Some of that feeling of "difference" is because of the story and characters that you come into contact. The psychopathic stylings of Niko Bellic (who has makes brief appearances in both storylines) from Grant Theft Auto IV, are largely replaced by


"softer" characters Luis Lopez (Ballad) and Johnny Klebitz (Lost) that I could feel some empathy for even though they get caught up in the same gun fighting, murdering, racing, and vehicle-jacking that Niko so often became embroiled. The real treat for fans is how these particular tales intersect with Niko's murderous romp through Liberty City (moreso with Lost) and, of course, the triumphant return of Brucie, the pumped-up, fast-talking fool who's obsessed with finding out who might be gay. (I'd wager that if Rockstar released a Brucie-centric Episode it'd sell.)

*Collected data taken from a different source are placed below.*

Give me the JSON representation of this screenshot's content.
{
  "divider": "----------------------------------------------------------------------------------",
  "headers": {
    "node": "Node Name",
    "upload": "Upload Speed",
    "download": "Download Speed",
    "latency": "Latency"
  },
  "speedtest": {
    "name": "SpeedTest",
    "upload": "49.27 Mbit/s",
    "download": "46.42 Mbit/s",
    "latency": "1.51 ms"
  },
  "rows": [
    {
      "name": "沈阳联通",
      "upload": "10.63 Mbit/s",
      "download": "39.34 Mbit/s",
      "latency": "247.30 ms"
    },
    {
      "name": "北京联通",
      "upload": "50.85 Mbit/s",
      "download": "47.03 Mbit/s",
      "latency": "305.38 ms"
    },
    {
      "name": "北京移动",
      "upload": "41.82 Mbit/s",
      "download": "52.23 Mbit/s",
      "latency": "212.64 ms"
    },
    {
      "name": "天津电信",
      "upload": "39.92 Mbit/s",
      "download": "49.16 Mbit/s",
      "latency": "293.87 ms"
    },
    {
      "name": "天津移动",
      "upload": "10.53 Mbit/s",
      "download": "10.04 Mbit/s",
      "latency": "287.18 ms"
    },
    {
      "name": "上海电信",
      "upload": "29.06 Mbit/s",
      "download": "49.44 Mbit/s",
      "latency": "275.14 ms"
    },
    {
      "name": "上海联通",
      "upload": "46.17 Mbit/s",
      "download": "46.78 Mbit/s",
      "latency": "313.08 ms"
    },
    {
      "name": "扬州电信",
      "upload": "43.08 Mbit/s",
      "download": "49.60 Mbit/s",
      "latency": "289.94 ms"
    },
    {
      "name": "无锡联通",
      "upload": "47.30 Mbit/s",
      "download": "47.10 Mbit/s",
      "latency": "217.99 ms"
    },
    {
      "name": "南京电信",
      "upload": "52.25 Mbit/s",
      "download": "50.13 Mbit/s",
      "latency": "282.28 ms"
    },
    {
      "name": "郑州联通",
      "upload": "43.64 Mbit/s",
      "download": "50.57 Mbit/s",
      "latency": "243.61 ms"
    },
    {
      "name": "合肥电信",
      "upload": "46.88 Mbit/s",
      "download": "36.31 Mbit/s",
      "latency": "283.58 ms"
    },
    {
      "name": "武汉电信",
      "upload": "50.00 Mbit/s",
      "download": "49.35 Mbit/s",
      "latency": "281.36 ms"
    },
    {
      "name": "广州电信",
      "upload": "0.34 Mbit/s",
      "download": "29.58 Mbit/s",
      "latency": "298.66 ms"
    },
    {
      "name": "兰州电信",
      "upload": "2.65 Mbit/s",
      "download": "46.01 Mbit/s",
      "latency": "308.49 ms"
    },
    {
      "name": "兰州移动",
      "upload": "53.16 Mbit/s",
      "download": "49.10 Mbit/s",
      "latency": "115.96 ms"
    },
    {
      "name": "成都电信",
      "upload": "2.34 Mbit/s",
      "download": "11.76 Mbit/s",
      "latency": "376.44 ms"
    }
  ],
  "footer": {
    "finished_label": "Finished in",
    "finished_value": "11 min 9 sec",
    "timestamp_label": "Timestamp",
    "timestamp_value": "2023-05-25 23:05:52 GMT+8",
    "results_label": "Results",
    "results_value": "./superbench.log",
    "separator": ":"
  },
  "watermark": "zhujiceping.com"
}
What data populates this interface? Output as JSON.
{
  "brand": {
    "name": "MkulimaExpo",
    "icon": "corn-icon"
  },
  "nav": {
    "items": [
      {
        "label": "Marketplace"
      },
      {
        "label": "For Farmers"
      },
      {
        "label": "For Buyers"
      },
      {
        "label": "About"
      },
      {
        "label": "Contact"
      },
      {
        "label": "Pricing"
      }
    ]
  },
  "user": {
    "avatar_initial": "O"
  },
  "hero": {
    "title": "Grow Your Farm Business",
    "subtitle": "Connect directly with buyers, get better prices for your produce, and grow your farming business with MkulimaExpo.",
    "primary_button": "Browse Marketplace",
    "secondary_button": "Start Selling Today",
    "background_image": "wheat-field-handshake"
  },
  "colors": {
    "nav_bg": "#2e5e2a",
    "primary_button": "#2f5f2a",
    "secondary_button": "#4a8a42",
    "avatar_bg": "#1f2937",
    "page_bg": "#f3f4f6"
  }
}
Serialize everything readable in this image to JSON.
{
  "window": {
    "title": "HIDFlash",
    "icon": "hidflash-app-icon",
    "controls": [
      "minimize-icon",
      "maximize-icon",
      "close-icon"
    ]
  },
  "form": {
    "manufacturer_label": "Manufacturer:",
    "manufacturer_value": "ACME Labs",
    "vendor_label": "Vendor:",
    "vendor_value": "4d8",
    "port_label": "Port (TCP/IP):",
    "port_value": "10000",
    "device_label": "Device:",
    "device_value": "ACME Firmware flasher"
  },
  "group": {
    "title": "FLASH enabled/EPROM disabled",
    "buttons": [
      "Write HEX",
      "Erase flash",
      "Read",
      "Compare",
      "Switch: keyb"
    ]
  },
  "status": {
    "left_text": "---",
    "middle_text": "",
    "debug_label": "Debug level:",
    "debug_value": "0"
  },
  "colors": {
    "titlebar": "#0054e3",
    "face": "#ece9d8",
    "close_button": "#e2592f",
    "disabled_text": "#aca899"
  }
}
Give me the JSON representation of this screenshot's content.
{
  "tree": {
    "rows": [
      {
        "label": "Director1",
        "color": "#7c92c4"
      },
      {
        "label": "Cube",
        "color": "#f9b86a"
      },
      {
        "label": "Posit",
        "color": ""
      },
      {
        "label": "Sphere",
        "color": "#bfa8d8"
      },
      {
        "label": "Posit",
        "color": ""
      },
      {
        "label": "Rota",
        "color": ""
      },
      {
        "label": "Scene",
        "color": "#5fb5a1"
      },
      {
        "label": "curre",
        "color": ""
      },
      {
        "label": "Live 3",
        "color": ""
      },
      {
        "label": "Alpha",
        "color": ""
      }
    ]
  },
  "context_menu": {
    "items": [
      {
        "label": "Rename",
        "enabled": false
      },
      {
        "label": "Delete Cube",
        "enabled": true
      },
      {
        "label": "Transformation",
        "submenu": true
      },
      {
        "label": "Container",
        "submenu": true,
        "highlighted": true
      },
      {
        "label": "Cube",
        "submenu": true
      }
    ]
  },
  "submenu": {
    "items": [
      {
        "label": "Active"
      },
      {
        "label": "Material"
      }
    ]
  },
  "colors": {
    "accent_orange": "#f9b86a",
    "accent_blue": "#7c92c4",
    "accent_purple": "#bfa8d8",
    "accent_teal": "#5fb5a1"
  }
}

All of it meets the same level of excellence in presentation and production values that was laid down by GTA IV (with one or two exceptions). The writing and dialogue isn't The Wire type good, but it's top in the world of videogames. Rockstar also seems to be showing just how comfortable and confident they are with the setting and characters. They know what they're doing and they know how to make it all come together in what has to be the worst city in (fictional) America.

Some of the missions, especially if you're playing for long stretches, feel too similar to previous missions and come close to boring. The drive for me was to push the story forward. This is why it's awesome that Rockstar inserted a mid-mission save point. In GTA IV there were some awesomely frustrating objectives (like the bank robbery mission) that made me put down the controller and stay away from the game for weeks at a stretch just to cool down. With Ballad and Lost, having that mid-mission checkpoint to retry a mission from takes a huge edge off missions that might also have made me walk away from the game.


gta iv episodes liberty city review          gta iv episodes from liberty city

There are many, many hours to the single-player campaigns -- say, 24+ depending on your play style -- and if that's not enough, there's also a full complement of multiplayer modes to play around with. While the modes make good use of having such a massive and interesting environment to run around in, my own preference is for a much closer experience along the lines of Red Faction: Guerrilla's multiplayer. It's still worth trying them out, especially for Chopper vs. Chopper, which puts one player on a bike gunning through a series of checkpoints and the other in a helicopter tasked with stopping the bike rider. Plus, it's much easier to get one of those games going than some of the larger team or deathmatch modes.

For $35US, GTA: Episodes from Liberty City is an easy recommendation. Playstation 3 kind of got the short end of the stick when it came to these stand-alone episodes but now that it's here, it's time to grab a two-way ticket back to Liberty City.